Marchese Piero Antinori sitzt mir im grauen Anzug mit dezent gepunkteter Krawatte gegenüber. Zeitlos der Stil, zeitlos der Mann: der Patriarch des Hauses Antinori, einer der renommiertesten Weinbaubetriebe der Welt. Wir haben uns im Palazzo Antinori im Herzen von Florenz verabredet. Hier residieren die Marchesi Antinori seit Jahrhunderten.

Im Besprechungsraum im Parterre des Palazzo Antinori im Herzen von Florenz haben wir es uns bei einem Espresso und ein paar Flaschen Antinori-Wein gemütlich gemacht. In den oberen Stockwerken des Renaissance-Palastes lebt Marchese Piero mit seiner Familie. Und von hier aus hat der 84-jährige Adelige dem italienischen Qualitätsweinbau vor mehr als 50 Jahren auf die Sprünge geholfen, hat die Supertuscans aus der Taufe gehoben und zur Geburt des Weinbaugebietes Bolgheri beigetragen. Mit dem modernen Weingut in Barcino ist erst 2012 ein Aushängeschild für das Chianti Classico entstanden. Ganz zu schweigen von Weingütern in Montalcino, Montepulciano, in der Maremma, in Umbrien, der Lombardei oder Apulien oder sogar im Napa Valley.
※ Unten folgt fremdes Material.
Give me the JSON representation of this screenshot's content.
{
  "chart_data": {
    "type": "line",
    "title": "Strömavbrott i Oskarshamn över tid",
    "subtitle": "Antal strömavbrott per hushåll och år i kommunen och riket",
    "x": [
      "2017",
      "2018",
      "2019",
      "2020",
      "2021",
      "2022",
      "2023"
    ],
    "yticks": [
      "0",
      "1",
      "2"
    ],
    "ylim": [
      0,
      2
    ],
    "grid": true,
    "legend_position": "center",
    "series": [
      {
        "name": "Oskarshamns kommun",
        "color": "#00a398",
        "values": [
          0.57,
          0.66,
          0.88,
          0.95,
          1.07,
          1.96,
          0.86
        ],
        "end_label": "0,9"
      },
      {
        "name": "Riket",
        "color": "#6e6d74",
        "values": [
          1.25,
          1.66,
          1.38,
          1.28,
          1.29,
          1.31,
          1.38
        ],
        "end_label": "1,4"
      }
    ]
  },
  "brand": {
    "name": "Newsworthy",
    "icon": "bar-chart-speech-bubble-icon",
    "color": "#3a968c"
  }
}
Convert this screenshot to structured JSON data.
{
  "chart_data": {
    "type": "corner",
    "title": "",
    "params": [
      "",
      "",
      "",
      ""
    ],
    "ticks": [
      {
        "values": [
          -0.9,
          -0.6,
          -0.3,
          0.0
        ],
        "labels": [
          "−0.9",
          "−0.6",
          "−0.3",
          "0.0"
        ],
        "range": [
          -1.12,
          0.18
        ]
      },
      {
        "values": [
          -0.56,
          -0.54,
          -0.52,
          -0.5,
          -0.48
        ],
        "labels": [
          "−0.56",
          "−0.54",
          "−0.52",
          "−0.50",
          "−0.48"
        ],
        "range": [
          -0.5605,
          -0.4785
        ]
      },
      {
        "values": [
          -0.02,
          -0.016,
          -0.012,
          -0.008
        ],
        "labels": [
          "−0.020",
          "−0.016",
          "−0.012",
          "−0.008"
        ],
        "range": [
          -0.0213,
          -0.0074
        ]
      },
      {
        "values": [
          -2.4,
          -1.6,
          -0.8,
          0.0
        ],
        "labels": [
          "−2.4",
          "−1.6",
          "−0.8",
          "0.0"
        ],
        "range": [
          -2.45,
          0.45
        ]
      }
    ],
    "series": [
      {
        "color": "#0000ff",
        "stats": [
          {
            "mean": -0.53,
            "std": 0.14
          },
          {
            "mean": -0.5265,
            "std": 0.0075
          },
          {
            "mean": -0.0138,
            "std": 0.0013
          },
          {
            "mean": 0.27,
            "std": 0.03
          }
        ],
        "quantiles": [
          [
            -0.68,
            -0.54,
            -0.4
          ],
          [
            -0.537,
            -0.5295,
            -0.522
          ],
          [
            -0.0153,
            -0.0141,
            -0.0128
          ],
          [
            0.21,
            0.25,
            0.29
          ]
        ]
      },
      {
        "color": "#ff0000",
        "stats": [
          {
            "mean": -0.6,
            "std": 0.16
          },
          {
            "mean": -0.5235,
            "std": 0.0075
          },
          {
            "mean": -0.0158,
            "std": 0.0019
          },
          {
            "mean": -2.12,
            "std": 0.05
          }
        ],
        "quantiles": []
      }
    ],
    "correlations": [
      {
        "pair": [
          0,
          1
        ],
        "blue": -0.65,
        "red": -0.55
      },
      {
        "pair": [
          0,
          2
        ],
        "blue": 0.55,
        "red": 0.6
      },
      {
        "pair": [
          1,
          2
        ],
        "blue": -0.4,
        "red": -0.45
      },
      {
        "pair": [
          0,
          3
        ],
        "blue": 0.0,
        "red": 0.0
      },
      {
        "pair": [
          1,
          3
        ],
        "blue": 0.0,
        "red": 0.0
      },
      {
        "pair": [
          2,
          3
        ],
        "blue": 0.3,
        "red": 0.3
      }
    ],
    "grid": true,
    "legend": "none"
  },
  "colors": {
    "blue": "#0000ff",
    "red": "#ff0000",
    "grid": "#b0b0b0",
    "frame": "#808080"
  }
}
Einen Tag vor unserem Treffen hat Marchese Piero Antinori einen weiteren Coup gelandet: Er hat seine Unterschrift unter den Vertrag zur Mehrheitsübernahme eines der renommiertesten Weingüter des Friaul gesetzt: Silvio Jermann. «Das liess ich mir trotz Ruhestand nicht nehmen», erzählt er. Und hat sich damit auch selbst einen Traum erfüllt: neben Castello della Sala noch einen weiteren Betrieb für Weissweine im Portfolio zu haben. Zur Abrundung seines Lebenswerks. Aber für Marchese Piero, so meint er selbst, sei es wohl die letzte grosse Entscheidung gewesen, die er geschäftlich getroffen habe.

55 Jahre sind es nun, dass Marchese Piero dem Hause vorsteht, einem der bekanntesten Familienimperien Italiens. Eigentlich ist er seit einigen Jahren im Ruhestand und hat seiner ältesten Tochter Albiera gemeinsam mit dem langjährigen Önologen Renzo Cotarella die Leitung Antinoris übertragen. Seit einigen Jahren ist das Haus Antinori eine Stiftung, «um die Bande zwischen Familie und Haus für mindestens hundert Jahre zu festigen», sagt Marchese Piero. «Jetzt sind wir noch wenige - die Familien meiner Töchter und ich - aber in einigen Jahrzehnten könnte die Familie Antinori auch aus 40, 50 Personen bestehen, und jemand käme auf die Idee, das Gut zu verkaufen oder auch nur einen Teil. Das will ich vermeiden.»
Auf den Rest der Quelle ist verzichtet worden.